Deze studie benadrukt de dynamische aard van malaria door de geschiedenis heen. Vooruitgang in muggenbestrijding en volksgezondheid hebben het aantal sterfgevallen verminderd, maar resistente parasieten en klimaatverandering vormen nieuwe bedreigingen. De onderzoekers hopen dat de analyse van oud DNA waardevolle inzichten zal bieden voor de strijd tegen deze voortdurende uitdaging voor de volksgezondheid. 

"Voor het eerst kunnen we de oude diversiteit van parasieten onderzoeken in regio's zoals Europa, waar malaria nu is uitgeroeid," zegt Johannes Krause, directeur van Archeogenetica aan het Max Planck Instituut en medeauteur van de studie. "Net zoals mobiliteit in het verleden de verspreiding van malaria beïnvloedde, maakt de moderne globalisatie regio's die nu vrij zijn van malaria opnieuw kwetsbaar voor een herintroductie van deze ziekte. We hopen dat de studie van oude ziekten zal leiden tot een beter begrip van de huidige verspreiding van infecties die een ernstige impact hebben op onze gezondheid." 

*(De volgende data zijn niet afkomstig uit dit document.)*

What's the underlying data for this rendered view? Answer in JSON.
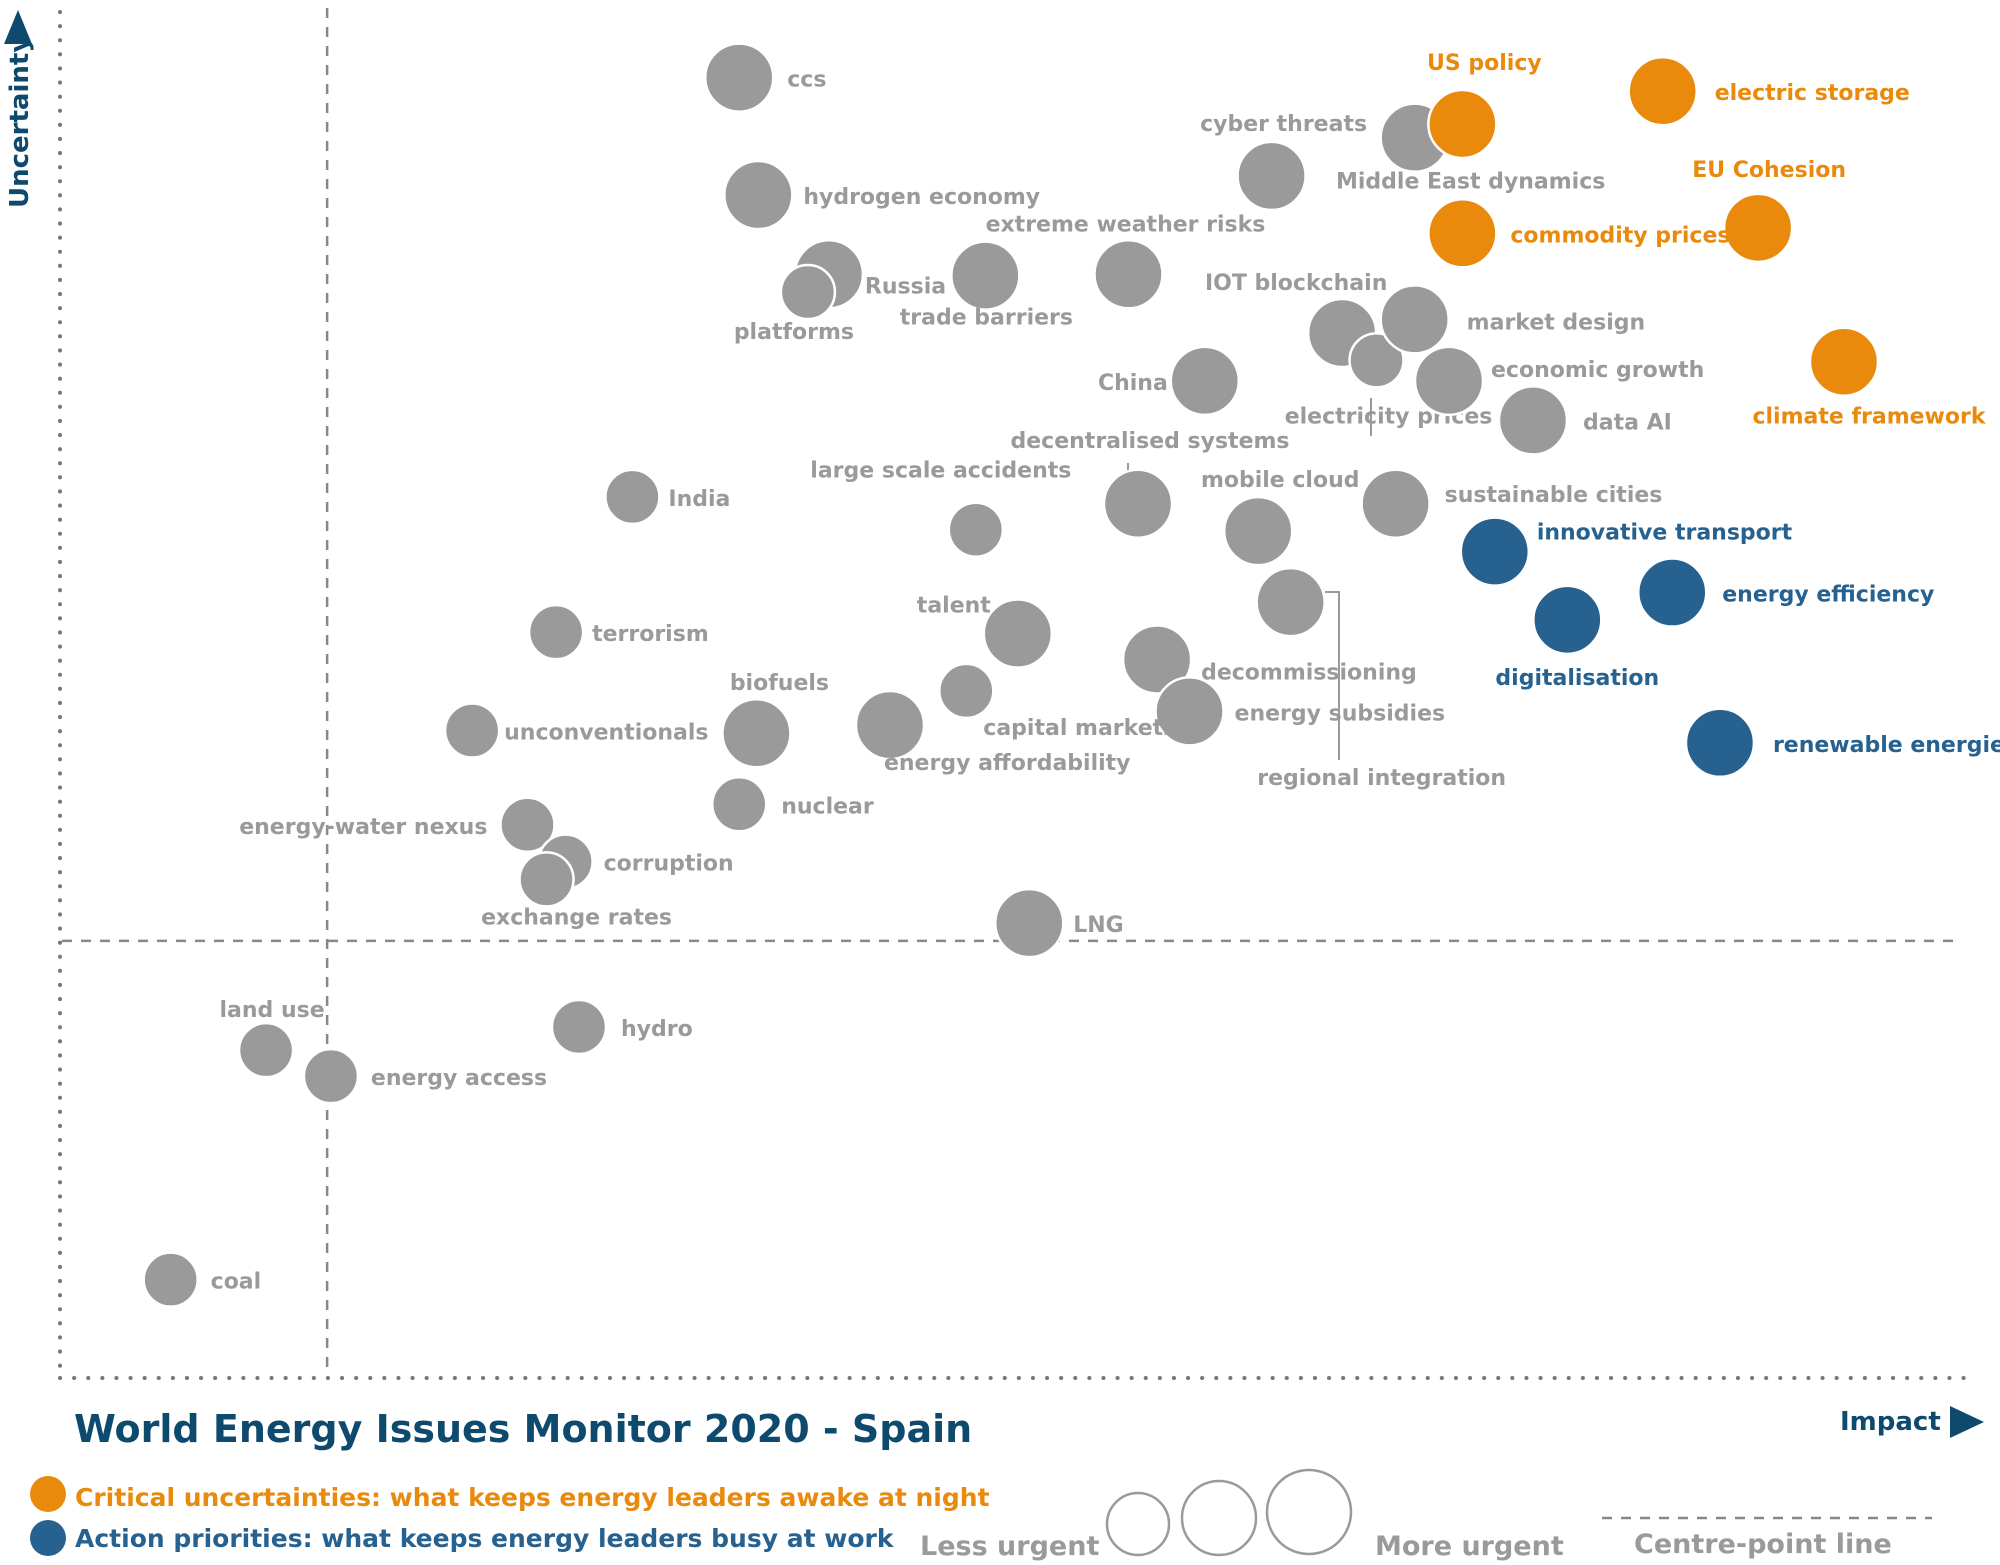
{
  "chart_data": {
    "type": "scatter",
    "title": "World Energy Issues Monitor 2020 - Spain",
    "xlabel": "Impact",
    "ylabel": "Uncertainty",
    "xlim": [
      0,
      100
    ],
    "ylim": [
      0,
      100
    ],
    "centre_point": {
      "x": 14,
      "y": 32
    },
    "colors": {
      "critical": "#ea8a0d",
      "action": "#26618f",
      "issue": "#9a9a9a",
      "title": "#0e4a6e",
      "axis_dots": "#777777"
    },
    "legend": {
      "critical": "Critical uncertainties: what keeps energy leaders awake at night",
      "action": "Action priorities: what keeps energy leaders busy at work",
      "less_urgent": "Less urgent",
      "more_urgent": "More urgent",
      "centre_line": "Centre-point  line"
    },
    "points": [
      {
        "label": "ccs",
        "x": 35.6,
        "y": 95.2,
        "urgency": 3,
        "category": "issue"
      },
      {
        "label": "hydrogen economy",
        "x": 36.6,
        "y": 86.6,
        "urgency": 3,
        "category": "issue"
      },
      {
        "label": "Russia",
        "x": 40.3,
        "y": 80.8,
        "urgency": 3,
        "category": "issue"
      },
      {
        "label": "platforms",
        "x": 39.2,
        "y": 79.5,
        "urgency": 2,
        "category": "issue"
      },
      {
        "label": "trade barriers",
        "x": 48.5,
        "y": 80.7,
        "urgency": 3,
        "category": "issue"
      },
      {
        "label": "extreme weather risks",
        "x": 56.0,
        "y": 80.8,
        "urgency": 3,
        "category": "issue"
      },
      {
        "label": "cyber threats",
        "x": 63.5,
        "y": 88.0,
        "urgency": 3,
        "category": "issue"
      },
      {
        "label": "Middle East dynamics",
        "x": 71.0,
        "y": 90.8,
        "urgency": 3,
        "category": "issue"
      },
      {
        "label": "US policy",
        "x": 73.5,
        "y": 91.8,
        "urgency": 3,
        "category": "critical"
      },
      {
        "label": "electric storage",
        "x": 84.0,
        "y": 94.2,
        "urgency": 3,
        "category": "critical"
      },
      {
        "label": "EU Cohesion",
        "x": 89.0,
        "y": 84.2,
        "urgency": 3,
        "category": "critical"
      },
      {
        "label": "commodity prices",
        "x": 73.5,
        "y": 83.8,
        "urgency": 3,
        "category": "critical"
      },
      {
        "label": "climate framework",
        "x": 93.5,
        "y": 74.4,
        "urgency": 3,
        "category": "critical"
      },
      {
        "label": "IOT blockchain",
        "x": 67.2,
        "y": 76.5,
        "urgency": 3,
        "category": "issue"
      },
      {
        "label": "electricity prices",
        "x": 69.0,
        "y": 74.5,
        "urgency": 2,
        "category": "issue"
      },
      {
        "label": "market design",
        "x": 71.0,
        "y": 77.5,
        "urgency": 3,
        "category": "issue"
      },
      {
        "label": "economic growth",
        "x": 72.8,
        "y": 73.0,
        "urgency": 3,
        "category": "issue"
      },
      {
        "label": "data AI",
        "x": 77.2,
        "y": 70.1,
        "urgency": 3,
        "category": "issue"
      },
      {
        "label": "China",
        "x": 60.0,
        "y": 73.0,
        "urgency": 3,
        "category": "issue"
      },
      {
        "label": "decentralised systems",
        "x": 56.5,
        "y": 64.0,
        "urgency": 3,
        "category": "issue"
      },
      {
        "label": "large scale accidents",
        "x": 48.0,
        "y": 62.1,
        "urgency": 2,
        "category": "issue"
      },
      {
        "label": "mobile cloud",
        "x": 62.8,
        "y": 62.0,
        "urgency": 3,
        "category": "issue"
      },
      {
        "label": "sustainable cities",
        "x": 70.0,
        "y": 64.0,
        "urgency": 3,
        "category": "issue"
      },
      {
        "label": "innovative transport",
        "x": 75.2,
        "y": 60.5,
        "urgency": 3,
        "category": "action"
      },
      {
        "label": "energy efficiency",
        "x": 84.5,
        "y": 57.5,
        "urgency": 3,
        "category": "action"
      },
      {
        "label": "digitalisation",
        "x": 79.0,
        "y": 55.5,
        "urgency": 3,
        "category": "action"
      },
      {
        "label": "renewable energies",
        "x": 87.0,
        "y": 46.5,
        "urgency": 3,
        "category": "action"
      },
      {
        "label": "regional integration",
        "x": 64.5,
        "y": 56.8,
        "urgency": 3,
        "category": "issue"
      },
      {
        "label": "decommissioning",
        "x": 57.5,
        "y": 52.6,
        "urgency": 3,
        "category": "issue"
      },
      {
        "label": "energy subsidies",
        "x": 59.2,
        "y": 48.8,
        "urgency": 3,
        "category": "issue"
      },
      {
        "label": "talent",
        "x": 50.2,
        "y": 54.5,
        "urgency": 3,
        "category": "issue"
      },
      {
        "label": "capital markets",
        "x": 47.5,
        "y": 50.3,
        "urgency": 2,
        "category": "issue"
      },
      {
        "label": "energy affordability",
        "x": 43.5,
        "y": 47.8,
        "urgency": 3,
        "category": "issue"
      },
      {
        "label": "India",
        "x": 30.0,
        "y": 64.5,
        "urgency": 2,
        "category": "issue"
      },
      {
        "label": "terrorism",
        "x": 26.0,
        "y": 54.6,
        "urgency": 2,
        "category": "issue"
      },
      {
        "label": "unconventionals",
        "x": 21.6,
        "y": 47.4,
        "urgency": 2,
        "category": "issue"
      },
      {
        "label": "biofuels",
        "x": 36.5,
        "y": 47.2,
        "urgency": 3,
        "category": "issue"
      },
      {
        "label": "nuclear",
        "x": 35.6,
        "y": 42.0,
        "urgency": 2,
        "category": "issue"
      },
      {
        "label": "energy-water nexus",
        "x": 24.5,
        "y": 40.5,
        "urgency": 2,
        "category": "issue"
      },
      {
        "label": "corruption",
        "x": 26.5,
        "y": 37.8,
        "urgency": 2,
        "category": "issue"
      },
      {
        "label": "exchange rates",
        "x": 25.5,
        "y": 36.5,
        "urgency": 2,
        "category": "issue"
      },
      {
        "label": "LNG",
        "x": 50.8,
        "y": 33.3,
        "urgency": 3,
        "category": "issue"
      },
      {
        "label": "land use",
        "x": 10.8,
        "y": 24.0,
        "urgency": 2,
        "category": "issue"
      },
      {
        "label": "energy access",
        "x": 14.2,
        "y": 22.1,
        "urgency": 2,
        "category": "issue"
      },
      {
        "label": "hydro",
        "x": 27.2,
        "y": 25.7,
        "urgency": 2,
        "category": "issue"
      },
      {
        "label": "coal",
        "x": 5.8,
        "y": 7.2,
        "urgency": 2,
        "category": "issue"
      }
    ]
  }
}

Katrien Van de Vijver concludeert: "Deze studie toont aan dat mensen een aanzienlijke rol hebben gespeeld in de verspreiding van malaria door de geschiedenis heen, en benadrukt het belang van historische sites als het Sint-Romboutskerkhof om de verspreiding van ziekten in het verleden te begrijpen." 

 

De studie is gepubliceerd in het vaktijdschrift Nature
Artikel gebaseerd op een persbericht van Max Planck Institute for Evolutionary Anthropology.